I am going to start some new postings called Auto Dialogue make use of that YouTube channel that I have.   I will be posting the vlog here and on my YouTube channel.  Give me some ideas, because all of mine are militant and I need a little fluff.

My Birthday

Today is my birthday. I am not quite a half-century old.  I am 49 today.

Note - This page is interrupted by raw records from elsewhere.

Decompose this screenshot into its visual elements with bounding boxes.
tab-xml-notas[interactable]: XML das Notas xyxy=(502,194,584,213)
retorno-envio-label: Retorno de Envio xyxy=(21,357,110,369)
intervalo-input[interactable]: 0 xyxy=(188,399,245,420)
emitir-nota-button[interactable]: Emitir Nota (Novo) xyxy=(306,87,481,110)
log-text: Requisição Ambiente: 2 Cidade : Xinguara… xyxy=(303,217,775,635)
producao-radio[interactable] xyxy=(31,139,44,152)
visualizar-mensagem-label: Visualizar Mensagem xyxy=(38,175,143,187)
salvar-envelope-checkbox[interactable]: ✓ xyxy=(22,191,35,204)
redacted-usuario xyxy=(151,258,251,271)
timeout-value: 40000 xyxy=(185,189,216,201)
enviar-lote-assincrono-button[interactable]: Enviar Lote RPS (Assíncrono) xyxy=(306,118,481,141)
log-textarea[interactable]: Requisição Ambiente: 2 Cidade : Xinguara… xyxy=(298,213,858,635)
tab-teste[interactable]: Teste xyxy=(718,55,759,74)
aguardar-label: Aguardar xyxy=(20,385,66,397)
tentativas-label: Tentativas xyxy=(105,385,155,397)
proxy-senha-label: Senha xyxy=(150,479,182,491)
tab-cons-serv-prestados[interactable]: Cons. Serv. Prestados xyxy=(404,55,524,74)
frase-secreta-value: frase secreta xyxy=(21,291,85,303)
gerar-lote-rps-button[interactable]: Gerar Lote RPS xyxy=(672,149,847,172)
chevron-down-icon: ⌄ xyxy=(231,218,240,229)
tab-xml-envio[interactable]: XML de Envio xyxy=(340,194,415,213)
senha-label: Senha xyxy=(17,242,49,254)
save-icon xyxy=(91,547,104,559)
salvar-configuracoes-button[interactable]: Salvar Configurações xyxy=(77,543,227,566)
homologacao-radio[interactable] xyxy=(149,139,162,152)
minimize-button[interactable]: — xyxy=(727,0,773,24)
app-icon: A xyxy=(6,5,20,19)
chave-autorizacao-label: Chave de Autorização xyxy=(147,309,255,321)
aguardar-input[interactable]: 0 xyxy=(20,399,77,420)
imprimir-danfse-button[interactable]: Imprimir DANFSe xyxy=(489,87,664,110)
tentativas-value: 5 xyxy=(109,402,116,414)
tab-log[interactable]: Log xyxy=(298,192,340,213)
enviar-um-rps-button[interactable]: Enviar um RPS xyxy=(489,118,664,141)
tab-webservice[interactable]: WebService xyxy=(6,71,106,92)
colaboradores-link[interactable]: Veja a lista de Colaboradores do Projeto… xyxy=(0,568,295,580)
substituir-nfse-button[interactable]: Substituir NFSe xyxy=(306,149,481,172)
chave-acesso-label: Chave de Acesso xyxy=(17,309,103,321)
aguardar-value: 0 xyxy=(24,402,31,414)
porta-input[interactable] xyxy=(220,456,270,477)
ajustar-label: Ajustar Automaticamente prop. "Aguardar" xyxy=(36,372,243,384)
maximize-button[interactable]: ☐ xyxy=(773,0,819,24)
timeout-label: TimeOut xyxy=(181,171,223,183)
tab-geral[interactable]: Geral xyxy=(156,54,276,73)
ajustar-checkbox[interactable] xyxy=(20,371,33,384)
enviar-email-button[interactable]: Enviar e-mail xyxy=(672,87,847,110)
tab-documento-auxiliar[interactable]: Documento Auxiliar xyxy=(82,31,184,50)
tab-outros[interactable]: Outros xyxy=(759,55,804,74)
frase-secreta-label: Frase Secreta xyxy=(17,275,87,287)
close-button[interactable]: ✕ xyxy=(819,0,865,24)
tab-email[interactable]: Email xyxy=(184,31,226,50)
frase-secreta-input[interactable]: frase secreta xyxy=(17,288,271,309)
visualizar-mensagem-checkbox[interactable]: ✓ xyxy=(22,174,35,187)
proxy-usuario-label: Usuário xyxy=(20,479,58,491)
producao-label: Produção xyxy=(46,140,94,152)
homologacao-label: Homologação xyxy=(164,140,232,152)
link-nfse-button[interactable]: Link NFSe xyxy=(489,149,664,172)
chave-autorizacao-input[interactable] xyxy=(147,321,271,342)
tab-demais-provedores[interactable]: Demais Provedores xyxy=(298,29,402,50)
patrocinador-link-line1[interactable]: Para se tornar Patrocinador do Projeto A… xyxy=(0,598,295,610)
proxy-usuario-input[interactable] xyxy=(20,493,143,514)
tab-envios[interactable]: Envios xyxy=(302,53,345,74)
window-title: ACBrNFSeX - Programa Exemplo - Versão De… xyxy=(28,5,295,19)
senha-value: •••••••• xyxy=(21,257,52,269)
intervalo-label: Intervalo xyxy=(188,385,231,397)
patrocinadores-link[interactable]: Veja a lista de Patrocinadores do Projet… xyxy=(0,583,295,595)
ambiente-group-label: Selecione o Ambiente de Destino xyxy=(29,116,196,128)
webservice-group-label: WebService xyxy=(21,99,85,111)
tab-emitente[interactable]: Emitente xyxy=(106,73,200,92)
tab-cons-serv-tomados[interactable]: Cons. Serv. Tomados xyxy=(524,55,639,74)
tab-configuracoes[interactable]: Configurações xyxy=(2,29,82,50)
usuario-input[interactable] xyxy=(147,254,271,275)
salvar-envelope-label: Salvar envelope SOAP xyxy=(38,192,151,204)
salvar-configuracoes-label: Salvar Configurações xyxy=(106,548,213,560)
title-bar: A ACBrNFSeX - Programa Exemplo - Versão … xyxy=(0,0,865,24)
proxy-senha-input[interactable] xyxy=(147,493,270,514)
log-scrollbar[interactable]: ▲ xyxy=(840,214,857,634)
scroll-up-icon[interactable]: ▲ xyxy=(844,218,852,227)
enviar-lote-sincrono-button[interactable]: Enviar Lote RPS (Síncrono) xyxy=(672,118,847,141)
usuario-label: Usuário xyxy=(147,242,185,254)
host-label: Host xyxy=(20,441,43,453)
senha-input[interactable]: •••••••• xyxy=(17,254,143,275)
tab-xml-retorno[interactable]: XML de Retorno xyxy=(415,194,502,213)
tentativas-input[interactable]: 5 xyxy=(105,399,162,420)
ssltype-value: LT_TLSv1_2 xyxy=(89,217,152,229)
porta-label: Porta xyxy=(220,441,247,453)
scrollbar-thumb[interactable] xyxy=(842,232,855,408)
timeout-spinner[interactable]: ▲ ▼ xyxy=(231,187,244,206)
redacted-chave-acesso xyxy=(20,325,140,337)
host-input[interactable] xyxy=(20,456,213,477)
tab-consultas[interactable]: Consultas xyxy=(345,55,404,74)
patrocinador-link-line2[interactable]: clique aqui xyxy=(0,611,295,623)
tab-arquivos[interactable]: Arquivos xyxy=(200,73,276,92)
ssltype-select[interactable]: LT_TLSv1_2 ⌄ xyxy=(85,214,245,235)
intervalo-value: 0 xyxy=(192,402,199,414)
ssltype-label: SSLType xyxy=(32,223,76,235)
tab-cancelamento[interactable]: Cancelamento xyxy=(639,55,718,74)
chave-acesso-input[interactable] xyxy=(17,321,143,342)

I am trying not to feel like it is just any other day, but that is how I feel.  I am usually very excited about my birthday, but today I am kind of blah, but then again, I haven't been excited about much.  I understand I suffer from depression, but in this time and age who doesn't.  I recognize the symptoms, but recognizing the signs and doing something about it are different.  Sometimes I just want to feel sad.  I don't want to feel better, and while everyone is looking at me and asking if I am ok, I just want them to leave me alone and let me be sad.  Let me listen to sad music, let me get teary eyed, I deserve to feel sorry for myself for a little while.  It is ok that a mourn for the person that was me way back when.  It is ok to mourn the person I wanted to be but did not become.  I am sad sometimes because of that, but I do recognize that the past cannot be revisited.  I just sometimes want to be self-indulgent in my sadness, this is how I cope.  Tomorrow I will take the steps that make everyone feel comfortable, and that helps me deal on a daily basis.  But today is my birthday, and I want to be sad, so I will be.